— Me imagino que le habrá usted puesto la cabeza como un tambor — dijo Ierijonski —. Pavlysh conoce ya a Stas.
— ¿Cómo es eso? — exclamo, asombrado, Pavlysh.
— Lo vio usted abajo, cuando fuimos son Sandra al acuario.
— No — dijo Pavlysh —, yo no vi allí a Fere.
— Sandra se fue con él — dijo Ierijonski —. Con él y con Poznanski.
— ¿Los tiburones? — preguntó Pavlysh.
— Si, se parecen a los tiburones.
— ¿Son, entonces, bioformas?
— Fere actuó ya varios meses en los pantanos de Siena. Lo hicieron para trabajar allí. Es aquello un mundo de espanto — dijo Dimov.
— Stas me ha dicho — observo Ierijonski — que aquí se siente como en un balneario. Ni peligros, ni rivales… Es en este océano más fuerte y más veloz que todos.

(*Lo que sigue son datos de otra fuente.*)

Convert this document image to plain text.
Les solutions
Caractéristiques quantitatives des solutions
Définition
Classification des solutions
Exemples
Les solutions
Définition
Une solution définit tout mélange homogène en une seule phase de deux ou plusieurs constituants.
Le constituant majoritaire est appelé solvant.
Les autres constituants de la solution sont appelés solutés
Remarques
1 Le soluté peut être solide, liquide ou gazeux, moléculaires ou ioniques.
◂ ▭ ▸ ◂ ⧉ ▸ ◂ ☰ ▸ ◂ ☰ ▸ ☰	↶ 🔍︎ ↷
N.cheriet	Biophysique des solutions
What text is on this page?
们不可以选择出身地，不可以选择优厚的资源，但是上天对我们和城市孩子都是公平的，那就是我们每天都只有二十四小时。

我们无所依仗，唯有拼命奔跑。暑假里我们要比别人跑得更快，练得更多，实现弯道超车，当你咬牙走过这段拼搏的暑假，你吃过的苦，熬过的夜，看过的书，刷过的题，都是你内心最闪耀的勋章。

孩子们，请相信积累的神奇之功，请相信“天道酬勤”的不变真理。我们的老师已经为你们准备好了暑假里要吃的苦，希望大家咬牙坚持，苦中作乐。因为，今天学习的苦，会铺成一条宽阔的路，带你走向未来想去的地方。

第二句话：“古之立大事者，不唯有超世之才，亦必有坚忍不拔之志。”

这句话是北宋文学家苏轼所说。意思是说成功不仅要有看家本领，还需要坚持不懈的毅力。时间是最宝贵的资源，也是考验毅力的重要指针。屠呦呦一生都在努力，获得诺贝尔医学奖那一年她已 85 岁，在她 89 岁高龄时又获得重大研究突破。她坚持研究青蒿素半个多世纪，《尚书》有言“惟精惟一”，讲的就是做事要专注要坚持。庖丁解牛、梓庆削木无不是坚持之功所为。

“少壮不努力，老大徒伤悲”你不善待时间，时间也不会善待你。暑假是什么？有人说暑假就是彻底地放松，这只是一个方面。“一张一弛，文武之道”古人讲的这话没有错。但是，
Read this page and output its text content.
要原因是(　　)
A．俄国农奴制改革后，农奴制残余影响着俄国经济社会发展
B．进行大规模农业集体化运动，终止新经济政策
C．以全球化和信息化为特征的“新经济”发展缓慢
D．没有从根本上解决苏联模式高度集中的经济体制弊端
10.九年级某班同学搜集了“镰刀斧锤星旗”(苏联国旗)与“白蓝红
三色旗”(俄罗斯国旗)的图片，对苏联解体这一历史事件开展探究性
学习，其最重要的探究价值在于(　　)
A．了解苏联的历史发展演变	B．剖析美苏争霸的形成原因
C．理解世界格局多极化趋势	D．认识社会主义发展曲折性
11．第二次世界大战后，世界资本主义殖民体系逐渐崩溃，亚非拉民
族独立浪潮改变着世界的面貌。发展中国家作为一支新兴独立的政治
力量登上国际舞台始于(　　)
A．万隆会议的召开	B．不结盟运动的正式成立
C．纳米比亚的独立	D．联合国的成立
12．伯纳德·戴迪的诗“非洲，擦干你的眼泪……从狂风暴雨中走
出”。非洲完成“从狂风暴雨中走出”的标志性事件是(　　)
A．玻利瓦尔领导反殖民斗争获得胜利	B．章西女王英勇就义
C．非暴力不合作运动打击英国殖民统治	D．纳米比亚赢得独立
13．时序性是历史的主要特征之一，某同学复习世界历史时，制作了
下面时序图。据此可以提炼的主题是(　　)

— ¡Pero eso supone la reconstrucción de todo el organismo!
— Ahora hay en el mundo dos Fere. Uno, aquí, en el océano, y el otro en la Tierra, codificado, célula por célula y molécula por molécula, en la memoria del Centro.
— Bien — dijo Dimov, y se levantó de la butaca —, basta ya de charlar, si no se reunirá aquí, poco a poco, toda la Estación. Siempre nos alegra no trabajar. Confío en que ahora tendrá ya usted una idea, a grandes rasgos, de lo que nos ocupa. Quizás cuando la primera impresión se sedimente, comprenda todavía más…
La canoa desatracó del muro de la gruta, y los rayos de luz de las lámparas se deslizaron, reflejándose en las convexas portillas. Inmediatamente, la canoa se sumergió, y tras las portillas se hizo la oscuridad. Van gobernaba los timones, y las luces de los aparatos ponían siniestros reflejos en su cara. La canoa se metió por debajo de la roca que cerraba la entrada a la gruta, navegó cierto tiempo a gran profundidad, fue luego subiendo, y, tras las portillas, el agua adquirió una luz azul marino y, después, verde botella.